Допустим, слон. Но в него еще не веришь. Впрочем, в него вообще трудно поверить. Но – так. Слон и слон. Смотришь больше на прислужника, что сидит тут же: то ли следит, чтобы слону не давали совсем уж несъедобную дрянь, то ли просто для сравнения. Созерцать слоновьего служителя поучительно: он видит меж ног своего большого друга те самые башенные часы, стрелки которых неумолимо, но слишком медленно приближаются к маленькой…
Слон все понял, чтобы не сойти с ума – слон служит так же, как и служитель. Вы проходите дальше, не вполне уместив его в своем сознании.
Вы попадаете в копытно-рогатое отделение: бесцветно-свалявшиеся неправдоподобия коров… Тут и северные олени, клетку которых вы минуете особенно быстро: почему-то именно этот олень – для вас не новость. Потом немножко гну и какая-нибудь лама. Так и не вылезший из темноты своей комнаты, скажем, зубр. Вы быстро оставите этот унылый хлев, почти не отметив в мозгу неожиданную неимпозантность оленей и косуль, так и не передвинув свое сознание в саванны и сельвы.
Тут будет лужа с чем-то жалким, приснившимся, но не ужасным – гиппопотамий бок. Будет плавать расползшаяся булка – вы так и не дождетесь от него жизни.
Удивитесь тапиру, гладенькому, новенькому – синтетическому. Девочка скажет: «Сразу видно, американский…» Обыватель прочтет табличку беременной жене: «Промыслового значения не имеет… Ага, значит, только показательное…» Жена посмотрит невидящими, крутыми, как яйца, глазами – увидит свой живот, еще одно доказательство шарообразности Земли. Что это за манера такая – непременно водить беременных жен в зоопарк? Не замечали?
Птиц слишком много, чтобы в них разобраться. Они какие-то черненькие, и, по виду, все питаются падалью. На самом верху грифельное чучело. В этой связи вы внимательно рассмотрите воробья. Это, безусловно, потрясающая птичка. Она – на свободе.
Воробей – царь зверей.
Обезьяны закрыты на ремонт… Отдельно показан шимпанзе. Он печален: ему предстоит человечество… Своим торможением он в который раз поражает нас, что он – человек. Поковыряет – посмотрит, почешет – посмотрит. Удивится рукам: ничего-то в них, оказывается, нет. Пусто. Отсутствие.
Вы сделаетесь безотчетно печальны, скучны. Фальшивое желание оживиться с помощью своего ребенка, взглянуть на все глазами картинок – останется тоже бесплодным. Они просто внимательны, дети. У них глаза на границе испуга. Причем испуга не перед страшностью зверя: какой же он, бедняга, страшный? в клетке? – а перед самой жизнью. Они, дети, – до, вы – после. Вы не сможете разделить трапезу их зрения. Затрапезность?..

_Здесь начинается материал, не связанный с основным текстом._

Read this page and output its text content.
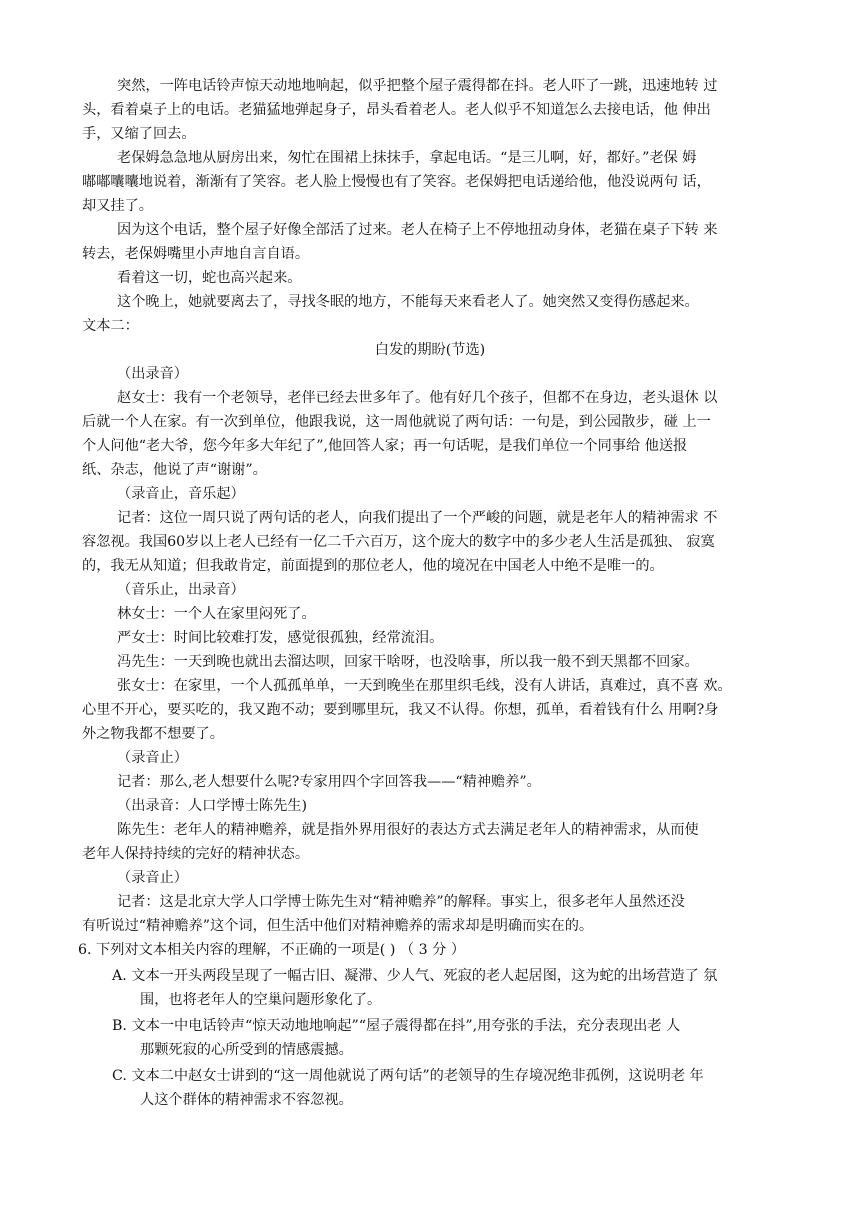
突然，一阵电话铃声惊天动地地响起，似乎把整个屋子震得都在抖。老人吓了一跳，迅速地转 过
头，看着桌子上的电话。老猫猛地弹起身子，昂头看着老人。老人似乎不知道怎么去接电话，他 伸出
手，又缩了回去。
老保姆急急地从厨房出来，匆忙在围裙上抹抹手，拿起电话。“是三儿啊，好，都好。”老保 姆
嘟嘟囔囔地说着，渐渐有了笑容。老人脸上慢慢也有了笑容。老保姆把电话递给他，他没说两句 话，
却又挂了。
因为这个电话，整个屋子好像全部活了过来。老人在椅子上不停地扭动身体，老猫在桌子下转 来
转去，老保姆嘴里小声地自言自语。
看着这一切，蛇也高兴起来。
这个晚上，她就要离去了，寻找冬眠的地方，不能每天来看老人了。她突然又变得伤感起来。
文本二：
白发的期盼(节选)
（出录音）
赵女士：我有一个老领导，老伴已经去世多年了。他有好几个孩子，但都不在身边，老头退休 以
后就一个人在家。有一次到单位，他跟我说，这一周他就说了两句话：一句是，到公园散步，碰 上一
个人问他“老大爷，您今年多大年纪了”,他回答人家；再一句话呢，是我们单位一个同事给 他送报
纸、杂志，他说了声“谢谢”。
（录音止，音乐起）
记者：这位一周只说了两句话的老人，向我们提出了一个严峻的问题，就是老年人的精神需求 不
容忽视。我国60岁以上老人已经有一亿二千六百万，这个庞大的数字中的多少老人生活是孤独、 寂寞
的，我无从知道；但我敢肯定，前面提到的那位老人，他的境况在中国老人中绝不是唯一的。
（音乐止，出录音）
林女士：一个人在家里闷死了。
严女士：时间比较难打发，感觉很孤独，经常流泪。
冯先生：一天到晚也就出去溜达呗，回家干啥呀，也没啥事，所以我一般不到天黑都不回家。
张女士：在家里，一个人孤孤单单，一天到晚坐在那里织毛线，没有人讲话，真难过，真不喜 欢。
心里不开心，要买吃的，我又跑不动；要到哪里玩，我又不认得。你想，孤单，看着钱有什么 用啊?身
外之物我都不想要了。
（录音止）
记者：那么,老人想要什么呢?专家用四个字回答我——“精神赡养”。
（出录音：人口学博士陈先生)
陈先生：老年人的精神赡养，就是指外界用很好的表达方式去满足老年人的精神需求，从而使
老年人保持持续的完好的精神状态。
（录音止）
记者：这是北京大学人口学博士陈先生对“精神赡养”的解释。事实上，很多老年人虽然还没
有听说过“精神赡养”这个词，但生活中他们对精神赡养的需求却是明确而实在的。
6. 下列对文本相关内容的理解，不正确的一项是( ) （ 3 分 ）
A. 文本一开头两段呈现了一幅古旧、凝滞、少人气、死寂的老人起居图，这为蛇的出场营造了 氛
围，也将老年人的空巢问题形象化了。
B. 文本一中电话铃声“惊天动地地响起”“屋子震得都在抖”,用夸张的手法，充分表现出老 人
那颗死寂的心所受到的情感震撼。
C. 文本二中赵女士讲到的“这一周他就说了两句话”的老领导的生存境况绝非孤例，这说明老 年
人这个群体的精神需求不容忽视。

Тут, опять надо прибавить, – солнце. Город так отвык от него, так давно обесцветился. Цвета здесь обозначаются только при сером свете. Как кожа слепого… Ничто не освещено: солнечный объем – сам по себе, втиснут между предметами, их не касаясь, не задевая, не прилипая к ним. Так и звери – без цвета или цвета хаки, земли и весны. Мусор фанеры, заборов и шкур. Свет застиг все врасплох, ничто не успело окраситься, растерялось, освещенное и ослепленное, и прикрыться нечем.